Slowly but surely, the Bedouin beverage staple is moving into the mainstream
Mariam Abo Rogaig begins each morning by milking a camel, the same way her grandmother did. She waits for the calf to begin nursing, then she massages milk out of the camel’s other teats, collecting up to two liters a day. Unlike cows, camels only produce milk when their calves are physically close to them, something Abo Rogaig learned from her grandmother.
“The connection between the baby and the mother is very strong,” she says. “The camel really has a lot of emotions.”
This is a beverage that has sustained her Bedouin culture for centuries, offering the calories, vitamins and hydration needed to survive in the desert. “There are so many health properties,” Abo Rogaig says as she takes a sip of fresh camel’s milk from a glass jar on a recent November morning. Like cow milk, camel milk is creamy and smooth, but is slightly saltier. A female camel, stands with its calf a few meters away in the village where Abo Rogaig lives on the outskirts of Tel Sheva in Israel’s Negev desert region. This is one of several camels that provide milk for Rogaig, who not only drinks the camel’s milk, but uses it to make soap and skin lotions that she exports all over the world.
“For these customers, it’s very exotic,” she says, and her business is booming, as global interest in camel’s milk—and products made from it—is growing. People worlds away from these desert Bedouin have embraced this milk for its low levels of fat, and high levels of protein and Vitamin B1, turning it into an emerging health food trend.

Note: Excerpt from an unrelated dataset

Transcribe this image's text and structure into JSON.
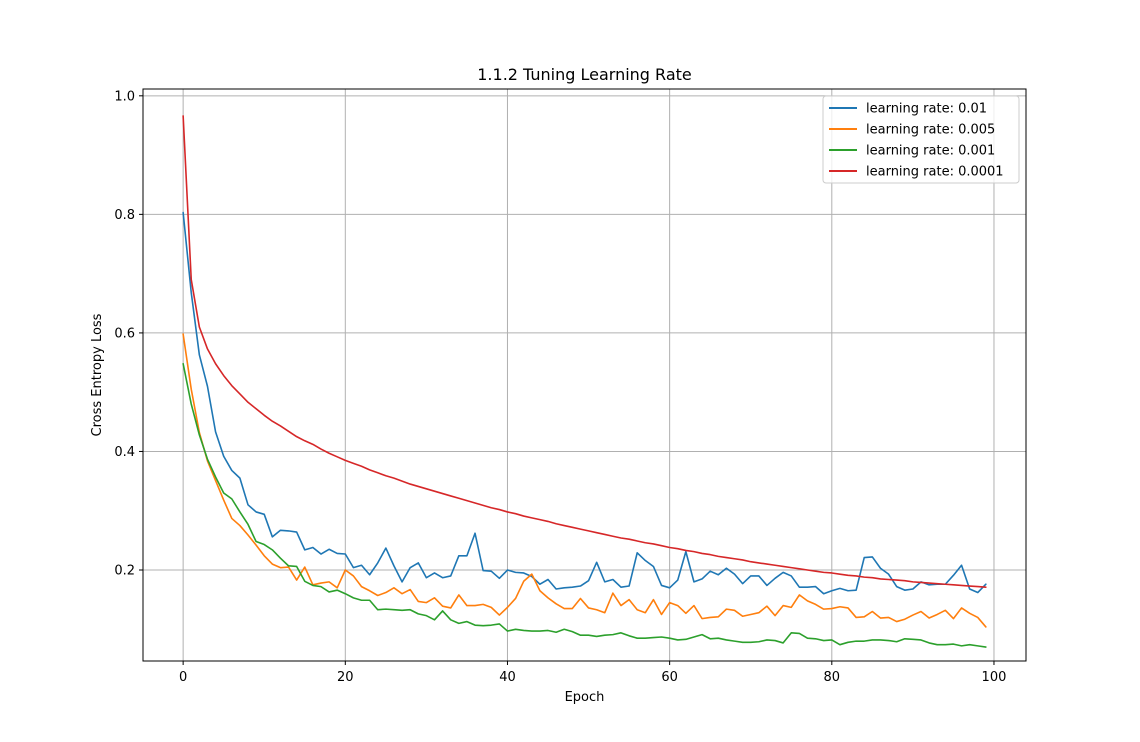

There are a growing number of camel milk dairies in the United States, China, and Australia. Some Whole Foods Market stores and local agricultural co-ops in the United States now carry camel’s milk. In 2014, California-based Desert Farms began selling fresh and frozen camel’s milk online. Most customers are buying the milk as a medicinal beverage, or because they are lactose intolerant and cannot digest cow’s milk, according to Desert Farm’s founder, Walid Abdul-Wahab. Popular medicinal uses, although still seen as unproven by the medical establishment, include boosting the immune system, treating intestinal system disorders like Crohn’s disease, and mitigating the symptoms of autism.
But it is beginning to have wider appeal as a gourmet item, and the start-up will soon begin carrying chocolates and ice cream made from camel’s milk, Abdul-Wahab said.
Selling camel’s milk soap is the last thing that Abo Rogaig expected to do with her life, she told me once we arrived to the office and visitor center of her company, Desert Daughter, about ten minutes’ drive on dirt roads from her camels. Inside this building, which once served as a garage, wooden tables are covered with baskets of dried herbs and hundreds of cream-colored squares of camel’s milk soap.
Until the age of 14, Abo Rogaig lived in a tent made of goat hair with her parents, 12 siblings and her grandmother. They moved their tent and herds of chickens, goats, and camels twice each year, up to the top of the hill in the summer to take advantage of the breeze, and back down to the bottom of the hill in the winter to protect themselves from the cold wind.
Her grandmother, a traditional healer, was always busy concocting elixirs and skin rubs from camel’s milk and herbs like sage, za’atar and lemon verbena, gathered from the surrounding desert.
“I thought what my grandmother was doing was very old-fashioned,” Abo Rogaig said. “It was what I never wanted to do.” As a teenager, she dreamed of becoming a businesswoman, like the kind she saw on the television her family got when they later moved to a house in Tel Sheva, one of several municipalities built in the 1970s and ‘80s to provide housing, healthcare, education and utilities like electricity for Bedouins who at the time mainly lived in tents and temporary huts scattered throughout the region.
She eventually became the first in her family to graduate from high school in Tel Sheva, then in the mid-1990s was awarded a scholarship to study business and marketing at the University of Luton in England.
She soon found herself bringing camel’s milk lotions from her summer visits to Tel Sheva back to London with her, giving them to friends who suffered from dry skin and eczema.
“I started to appreciate more where I came from,” Abo Rogaig said.
Upon returning to Tel Sheva after graduation, she began studying with her grandmother and soon began to make soaps, lotions and herbal concoctions herself, selling them locally to earn money. Now she sells the products online, and hosts groups of tourists in her visitor center, telling them about the healing properties of camel milk and desert herbs. Sometimes visitors include fellow Bedouins, especially from younger generations, who, Abo Rogaig said, are showing renewed interest in some of their culture’s forgotten past.
“I am trying to bring this knowledge back to people,” she said. “I had to go very far away to find myself and my roots, but here I am.”